LETTRE D’HIROSHIMA

Au sanctuaire Meiji, à Tokyo le 1er mai 2019. Au sanctuaire Meiji, à Tokyo le 1er mai 2019.

Pour Hiroshima, le sommet du G7 organisé du 19 au 21 mai n’est pas qu’une rencontre de dirigeants du monde cloîtrés entre les murs de l’hôtel Prince au bout de l’île d’Ujina. C’est aussi l’occasion de mettre en avant les trésors culinaires du département éponyme du sud-ouest du Japon, à commencer par ses sakés. Il n’est pas le premier producteur de saké au Japon, ce titre revenant à Niigata dans le nord de l’archipel. Mais il abrite un terroir particulier et reste un bastion d’innovations qui ont notamment permis l’avènement du plus apprécié des sakés : le ginjo (réalisé avec du riz poli à au moins 60 %). Et il veut le faire savoir.
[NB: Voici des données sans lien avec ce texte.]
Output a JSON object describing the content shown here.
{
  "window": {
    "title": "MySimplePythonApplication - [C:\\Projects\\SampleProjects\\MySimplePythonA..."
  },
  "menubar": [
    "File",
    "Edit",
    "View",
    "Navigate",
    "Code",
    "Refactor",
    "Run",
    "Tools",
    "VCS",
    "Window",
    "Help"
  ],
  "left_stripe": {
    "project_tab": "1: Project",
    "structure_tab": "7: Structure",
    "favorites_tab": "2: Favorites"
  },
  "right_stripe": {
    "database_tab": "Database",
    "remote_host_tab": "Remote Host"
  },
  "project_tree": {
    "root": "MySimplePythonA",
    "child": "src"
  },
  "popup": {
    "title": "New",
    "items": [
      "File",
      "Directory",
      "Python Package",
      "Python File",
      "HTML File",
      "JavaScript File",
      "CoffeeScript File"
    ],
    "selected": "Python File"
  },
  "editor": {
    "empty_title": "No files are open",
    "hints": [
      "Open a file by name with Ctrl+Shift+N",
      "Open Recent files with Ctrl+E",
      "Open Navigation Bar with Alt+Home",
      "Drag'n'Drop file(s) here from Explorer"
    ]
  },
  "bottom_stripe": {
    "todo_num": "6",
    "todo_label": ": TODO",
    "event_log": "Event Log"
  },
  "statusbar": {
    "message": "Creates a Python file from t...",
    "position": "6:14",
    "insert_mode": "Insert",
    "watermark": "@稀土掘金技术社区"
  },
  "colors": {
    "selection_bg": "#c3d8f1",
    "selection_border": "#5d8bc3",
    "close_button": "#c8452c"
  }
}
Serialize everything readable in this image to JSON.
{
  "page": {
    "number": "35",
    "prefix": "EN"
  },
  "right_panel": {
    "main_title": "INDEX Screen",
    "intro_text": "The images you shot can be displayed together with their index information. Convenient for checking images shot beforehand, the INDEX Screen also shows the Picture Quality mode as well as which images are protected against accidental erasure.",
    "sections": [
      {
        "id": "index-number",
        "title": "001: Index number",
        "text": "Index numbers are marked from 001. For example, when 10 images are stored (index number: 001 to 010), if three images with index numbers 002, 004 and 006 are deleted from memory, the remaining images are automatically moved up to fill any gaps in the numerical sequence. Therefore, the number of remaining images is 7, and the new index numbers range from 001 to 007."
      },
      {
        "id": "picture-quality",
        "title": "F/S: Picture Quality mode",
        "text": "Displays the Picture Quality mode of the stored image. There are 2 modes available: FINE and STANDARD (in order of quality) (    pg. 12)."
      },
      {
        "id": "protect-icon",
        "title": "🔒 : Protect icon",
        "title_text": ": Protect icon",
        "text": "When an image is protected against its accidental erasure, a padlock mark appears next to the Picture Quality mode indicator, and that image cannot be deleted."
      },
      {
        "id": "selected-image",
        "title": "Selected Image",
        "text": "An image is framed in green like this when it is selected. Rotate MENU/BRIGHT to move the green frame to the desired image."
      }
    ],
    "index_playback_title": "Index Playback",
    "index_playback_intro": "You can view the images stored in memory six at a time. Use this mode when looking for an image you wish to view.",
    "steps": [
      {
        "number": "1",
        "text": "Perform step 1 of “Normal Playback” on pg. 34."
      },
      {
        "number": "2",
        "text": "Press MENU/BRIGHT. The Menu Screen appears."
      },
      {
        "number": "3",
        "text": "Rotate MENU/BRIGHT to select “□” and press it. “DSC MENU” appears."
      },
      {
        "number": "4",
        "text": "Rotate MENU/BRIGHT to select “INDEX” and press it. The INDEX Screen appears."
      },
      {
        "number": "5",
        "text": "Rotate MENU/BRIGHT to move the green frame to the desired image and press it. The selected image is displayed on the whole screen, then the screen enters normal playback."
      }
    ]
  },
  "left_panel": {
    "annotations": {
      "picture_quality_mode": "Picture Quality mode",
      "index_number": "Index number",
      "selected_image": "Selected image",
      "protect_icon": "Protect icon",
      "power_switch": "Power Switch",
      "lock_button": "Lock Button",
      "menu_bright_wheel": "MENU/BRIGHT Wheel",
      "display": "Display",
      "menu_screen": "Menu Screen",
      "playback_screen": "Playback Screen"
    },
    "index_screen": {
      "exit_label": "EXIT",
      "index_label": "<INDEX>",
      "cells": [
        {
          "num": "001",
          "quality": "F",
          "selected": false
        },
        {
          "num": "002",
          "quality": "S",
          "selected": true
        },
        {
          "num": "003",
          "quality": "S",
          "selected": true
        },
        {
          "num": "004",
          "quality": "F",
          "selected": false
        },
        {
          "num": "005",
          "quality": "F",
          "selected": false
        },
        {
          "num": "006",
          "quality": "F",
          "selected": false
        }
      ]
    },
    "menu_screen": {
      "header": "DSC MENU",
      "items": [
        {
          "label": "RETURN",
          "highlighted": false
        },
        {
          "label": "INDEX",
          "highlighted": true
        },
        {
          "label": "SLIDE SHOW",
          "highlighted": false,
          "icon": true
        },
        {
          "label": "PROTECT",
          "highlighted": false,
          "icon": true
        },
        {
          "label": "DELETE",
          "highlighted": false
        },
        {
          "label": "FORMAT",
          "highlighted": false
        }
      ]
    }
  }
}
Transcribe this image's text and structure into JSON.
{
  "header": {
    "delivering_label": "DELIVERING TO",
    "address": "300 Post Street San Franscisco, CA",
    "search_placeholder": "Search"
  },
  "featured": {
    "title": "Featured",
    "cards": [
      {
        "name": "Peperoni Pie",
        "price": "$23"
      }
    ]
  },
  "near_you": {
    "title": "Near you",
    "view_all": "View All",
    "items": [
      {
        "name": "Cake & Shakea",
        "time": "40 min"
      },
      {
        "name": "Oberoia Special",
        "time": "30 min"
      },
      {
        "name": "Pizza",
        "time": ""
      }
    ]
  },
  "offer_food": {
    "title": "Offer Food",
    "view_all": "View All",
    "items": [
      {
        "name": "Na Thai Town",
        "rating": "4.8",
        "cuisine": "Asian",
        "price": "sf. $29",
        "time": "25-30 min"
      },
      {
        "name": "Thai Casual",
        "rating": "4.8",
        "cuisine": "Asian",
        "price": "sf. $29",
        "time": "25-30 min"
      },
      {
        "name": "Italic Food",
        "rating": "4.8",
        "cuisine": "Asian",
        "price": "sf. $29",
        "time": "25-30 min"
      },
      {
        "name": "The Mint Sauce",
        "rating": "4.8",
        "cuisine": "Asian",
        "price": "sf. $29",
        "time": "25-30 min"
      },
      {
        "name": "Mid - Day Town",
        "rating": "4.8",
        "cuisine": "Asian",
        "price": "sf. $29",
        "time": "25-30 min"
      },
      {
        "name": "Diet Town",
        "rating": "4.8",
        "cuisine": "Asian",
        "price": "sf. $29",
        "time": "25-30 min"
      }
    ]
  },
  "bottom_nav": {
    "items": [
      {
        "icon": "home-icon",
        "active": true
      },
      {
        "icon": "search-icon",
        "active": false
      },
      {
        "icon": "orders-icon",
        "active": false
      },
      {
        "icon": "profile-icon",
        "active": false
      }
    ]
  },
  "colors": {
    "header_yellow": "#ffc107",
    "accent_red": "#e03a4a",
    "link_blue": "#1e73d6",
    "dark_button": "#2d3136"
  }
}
La grande maison Sempuku a ainsi sorti une cuvée spéciale – un saké doux, facile à boire, de préférence frais, étiqueté G7 – qui pourrait figurer au menu des dégustations des chefs d’Etat présents. « Nous croisons les doigts », avoue Kiyotsugu Miyake, sixième du nom, le dynamique et volubile dirigeant de la maison de saké perchée sur les hauteurs de Kure, le grand port militaire à une vingtaine de kilomètres au sud d’Hiroshima.

Sempuku a une production annuelle d’environ 1,4 million de litres de sakés divers, du « futsushu », le saké ordinaire, au « junmai daiginjo », le plus raffiné. La maison fondée en 1856 a profité de l’activité de la marine militaire et de son arsenal aménagé à la fin du XIXe siècle. « En 1920, notre saké “Kuretsuru” a été embarqué sur le croiseur Asama. Après 220 jours de mer, par l’Afrique du Sud et l’Amérique latine, il ne s’était pas altéré. Il est devenu le saké officiel des bases navales », explique M. Miyake, intarissable sur une entreprise familiale ayant par ailleurs dû surmonter les bombardements américains de 1945 et le séisme de 2001 qui a détruit une partie de ses locaux.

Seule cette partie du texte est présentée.